A £4 Million project to create a new youth hub and help get young people into jobs, education and training is being launched in Leicester.
The youth employment hub is being set up by Leicester City Council with local training and enterprise partners that specialise in working with young people and young adults.
It will benefit from £2million in funding after successful city council bids to the European Social Fund (ESF), with the rest of the money coming from the city council (£1.1m) and partners.
The project will offer tailored support and opportunities to young people in Leicester who are not in education, employment or training (NEET). The former Visit Leicester tourist information store - in Gallowtree Gate in the city centre – will be transformed into a youth employment hub, which people will be able to visit to find out more about jobs, apprenticeships, training schemes and college courses.
Cllr Elly Cutkelvin, assistant city mayor for education, said: “We know that young people have been hit hard by the pandemic. Nationally, youth unemployment stands at 9% and in Leicester it is at 6.9%.
“We’re determined to prioritise young people for support and help them to achieve their ambitions – especially those who are not already in work, education or training.
“We were absolutely delighted to get this very significant amount of funding for the youth hub project. It will help us to make a real and long-lasting difference to the lives of young people.”
Cllr Danny Myers, assistant city mayor for jobs and skills, added: “Setting up a youth employment hub in a prominent city centre location signals our long-term commitment to providing opportunities for young people.
“This will form an important part of our wider Leicester Employment Hub, which already works directly with employers and jobseekers of all ages and has a proven track record, having helped nearly 300 people into employment or apprenticeships.
“In line with our Economic Action Plan, we want to encourage investment into the city and drive demand for a skilled workforce, so that local opportunities of all kinds are available for young people. This will help Leicester to make a strong recovery from the huge economic impact of the pandemic.”
The project will be overseen by the city council’s Connexions service, which provides careers advice and support for 16-25 year olds.
Three local training providers will also work on the project. They are Futures, which specialises in employability for 18-25 year-olds; the Youth Education Project; and Transform. All three have provided match-funding to be a part of the project, and all three will be able to provide more specialist training places and support for young people as a result of the ESF funding.

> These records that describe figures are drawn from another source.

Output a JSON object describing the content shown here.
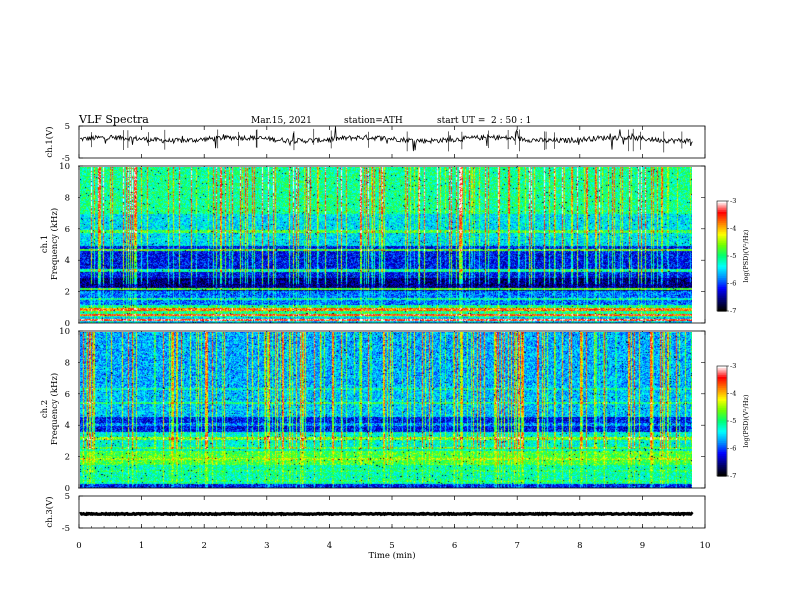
{
  "header": {
    "title": "VLF  Spectra",
    "date": "Mar.15, 2021",
    "station": "station=ATH",
    "start_prefix": "start  UT  =",
    "start_time": "2  : 50 : 1"
  },
  "chart_data": [
    {
      "type": "line",
      "panel": "waveform-ch1",
      "ylabel": "ch.1(V)",
      "ylim": [
        -5,
        5
      ],
      "yticks": [
        "5",
        "-5"
      ],
      "description_value": "noisy baseline near 0 V with spikes",
      "color": "#000000"
    },
    {
      "type": "heatmap",
      "panel": "spectrogram-ch1",
      "ylabel_top": "ch.1",
      "ylabel": "Frequency  (kHz)",
      "ylim": [
        0,
        10
      ],
      "yticks": [
        "0",
        "2",
        "4",
        "6",
        "8",
        "10"
      ],
      "colorbar": {
        "label": "log(PSD)(V²/Hz)",
        "range": [
          -7,
          -3
        ],
        "ticks": [
          "-3",
          "-4",
          "-5",
          "-6",
          "-7"
        ]
      },
      "colormap": [
        "#000000",
        "#00007a",
        "#0000ff",
        "#0090ff",
        "#00ffff",
        "#00ff70",
        "#70ff00",
        "#ffff00",
        "#ff8000",
        "#ff0000",
        "#ffffff"
      ]
    },
    {
      "type": "heatmap",
      "panel": "spectrogram-ch2",
      "ylabel_top": "ch.2",
      "ylabel": "Frequency  (kHz)",
      "ylim": [
        0,
        10
      ],
      "yticks": [
        "0",
        "2",
        "4",
        "6",
        "8",
        "10"
      ],
      "colorbar": {
        "label": "log(PSD)(V²/Hz)",
        "range": [
          -7,
          -3
        ],
        "ticks": [
          "-3",
          "-4",
          "-5",
          "-6",
          "-7"
        ]
      }
    },
    {
      "type": "line",
      "panel": "waveform-ch3",
      "ylabel": "ch.3(V)",
      "ylim": [
        -5,
        5
      ],
      "yticks": [
        "5",
        "-5"
      ],
      "color": "#000000"
    }
  ],
  "x_axis": {
    "label": "Time  (min)",
    "range": [
      0,
      10
    ],
    "ticks": [
      "0",
      "1",
      "2",
      "3",
      "4",
      "5",
      "6",
      "7",
      "8",
      "9",
      "10"
    ]
  }
}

As well as working on traditional skills such as interview techniques and CV writing, young people who engage with the youth employment hub can get extra support if they need it. This could include help with online applications, someone to accompany them to a job interview, confidence-building techniques and help to break down any barriers to work that they might be facing.
The three-year programme plans to help more than 1,000 young people into employment, education or training. It will be open to all young people who are NEET, but it will particularly target groups of young people who are more likely to be NEET – such as young people leaving care, those with special educational needs and disabilities, or those from black and minority ethnic backgrounds.
The coronavirus pandemic has led to more young people becoming NEET. In February 2020, the number of young people aged 16-19 who were not in education, employment or training was 515 – 5.7% of all local young people in that age bracket. By February 2021, this had risen to 659, or 7.2%.